UPDATE: 29 June 2020: The Government has today announced that mandatory MOT testing will resume from 01 August. Drivers whose MOT is due prior to that date will still benefit from the six-month extension announced in March.
The change comes to ensure vehicle safety as road use increases following the easing of lockdown restrictions. Motorists are advised to book a test well in advance of their MOT expiry date as test centres are likely to be very busy.
Vehicle owners are to be given a six-month exemption from MOT testing, as the government aims to keep essential workers on the road and limit the potential for the spread of the coronavirus by private car owners.
Drivers of cars, vans and motorcycles whose MOT expires on or after 30 March 2020 will automatically get a six-month extension, meaning the earliest you’d need to get your car inspected would be 30 September.
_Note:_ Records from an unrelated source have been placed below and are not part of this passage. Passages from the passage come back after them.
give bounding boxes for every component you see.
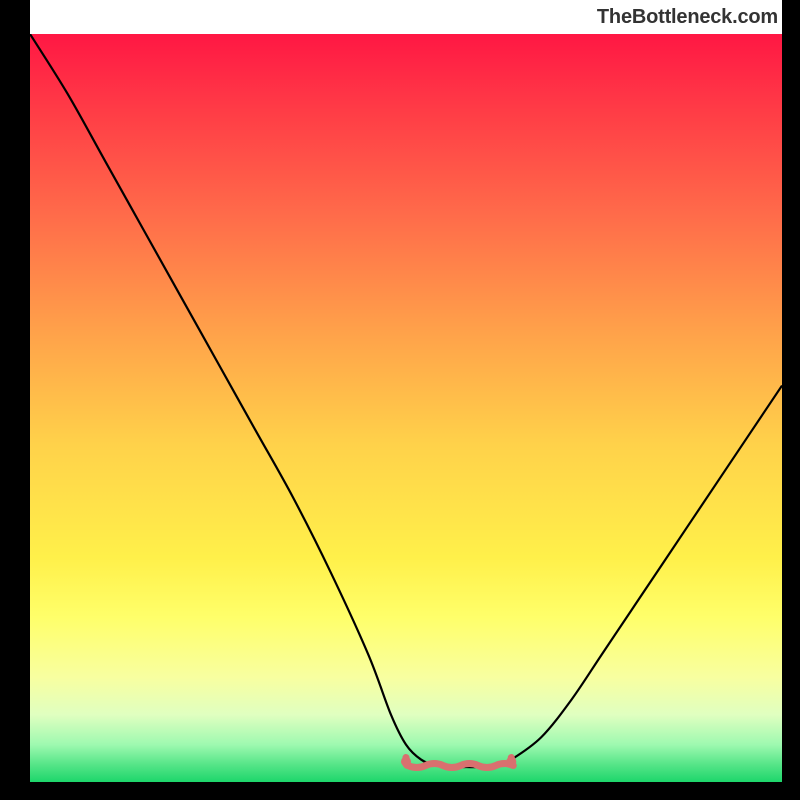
chart-bottom-border: [0, 782, 800, 800]
flat-region-endpoint: [401, 757, 411, 767]
plot-area: [30, 34, 782, 782]
chart-container: TheBottleneck.com: [0, 0, 800, 800]
chart-background: [30, 34, 782, 782]
attribution-text: TheBottleneck.com: [597, 6, 778, 29]
flat-region-endpoint: [506, 757, 516, 767]
caption-bar: TheBottleneck.com: [30, 0, 782, 34]
chart-left-border: [0, 0, 30, 800]
chart-svg: [30, 34, 782, 782]
chart-right-border: [782, 0, 800, 800]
This includes brand-new vehicles, which will get a six-month extension from the date their first MOT is due. As it stands, the legislation will be in effect for 12 months, until 30 March 2021.
Motorists benefiting from the extension will still be expected to keep their car in a safe and roadworthy condition, including making sure all lights are working, and that tyres have sufficient tread depth and no defects.
No paper exemption certificate will be issued, but drivers will be able to see the current MOT status of their vehicle using the government’s MOT history checker. Once the extension has been applied, drivers will be able to renew their vehicle tax as normal.
A separate three-month extension applies to lorries, buses and trailers, which are exempt from needing an MOT from 21 March. For these vehicles, however, drivers may need to apply for an exemption, depending on their vehicle.
- Discover more on how to ensure your car is safe and legal to use, in our guide on how to pass an MOT test.
- You can keep up to date on our latest coverage over on our coronavirus advice hub.
What does the MOT extension mean for car tax?
If you are affected, your MOT expiry date will be updated about seven days before it is due, according to the Driver and Vehicle Standards Agency (DVSA).
Once the extension has been applied, which should happen about seven days before the expiry date, drivers will be able to (and should) renew their car tax as normal.
If your car tax is due at the same time as your MOT, you will need to wait for your MOT expiry date to be updated before you are able to renew your car tax.
If your MOT expiry date is three days away and has not been updated automatically (you can check you car’s MOT online), you need to email email@example.com.
Vehicles requiring MOT before 30 March
Unfortunately, for those whose MOT due date is up to and including 29 March, an extension won’t be granted, meaning owners will need to get their car tested to normal deadlines to remain road legal, provided they’re not self-isolating.
Those who fall into this category – such as those who are showing symptoms of coronavirus, or living with others who do – should delay booking an MOT test until after their period of self-isolation is over.
Drivers who are classed as extremely vulnerable (as defined by the government here) must not take their vehicle in for MOT testing.
Many drivers whose MOT is due before 30 March will be concerned that this could leave them open to prosecution for not having a valid MOT.
When we asked the Department for Transport (DfT), a spokesperson said it was working with the police so that they don’t enforce expired MOTs on cars parked on the street if their owner hadn’t been able to get to an MOT centre.
The DfT confirmed that drivers will still need a valid MOT to use their cars on the road, with no exemptions detailed for those driving for the essential purposes outlined by the government, including for work where it’s absolutely necessary and for medical reasons.
Furthermore, the implications for vehicle insurance (the terms and conditions of which require a valid MOT) are unclear, particularly in the event of an accident.
The DfT has stated that it’s working with insurers and the police to ensure motorists aren’t unfairly penalised for a lack of MOT.
However, this does not offer complete clarity for drivers and we’ve requested urgent clarification from the DfT. We will update this story as soon as more information is available.
Currently, there are only two exceptions to driving your car without a valid MOT: driving to or from a garage for repairs, or to a pre-booked MOT test.
If your vehicle tax runs out while you’re self-isolating and you’re unable to renew due to a lack of valid MOT, government advice is to give statutory off road notification (SORN) and declare your car off-road. However, the DfT confirmed that tax regulations will be enforced as normal, so it wouldn’t provide a solution to those without off-road parking.
Advice remains to stay at home
Despite the relaxation on MOT rules, as well as the lifting of congestion and ultra-low-emission zone charges in central London, government advice remains that people must remain in their homes and limit travel to essential shopping trips, daily exercise or for medical necessity.
As well as ensuring that essential workers can keep using their cars legally, the MOT extension will reduce the number of customers visiting garages at any one time, bolstering social-distancing practices.
Garages and MOT centres are on the list of essential business permitted to stay open during the current lockdown.
Which? has approached two of the largest national providers of MOT testing, Halfords and Kwik-fit, to find out what measures they’re taking to keep both staff and customers safe while working on vehicles, and what measures they’re working on to help people that might need an MOT urgently.
We’ll update this story as we receive more information.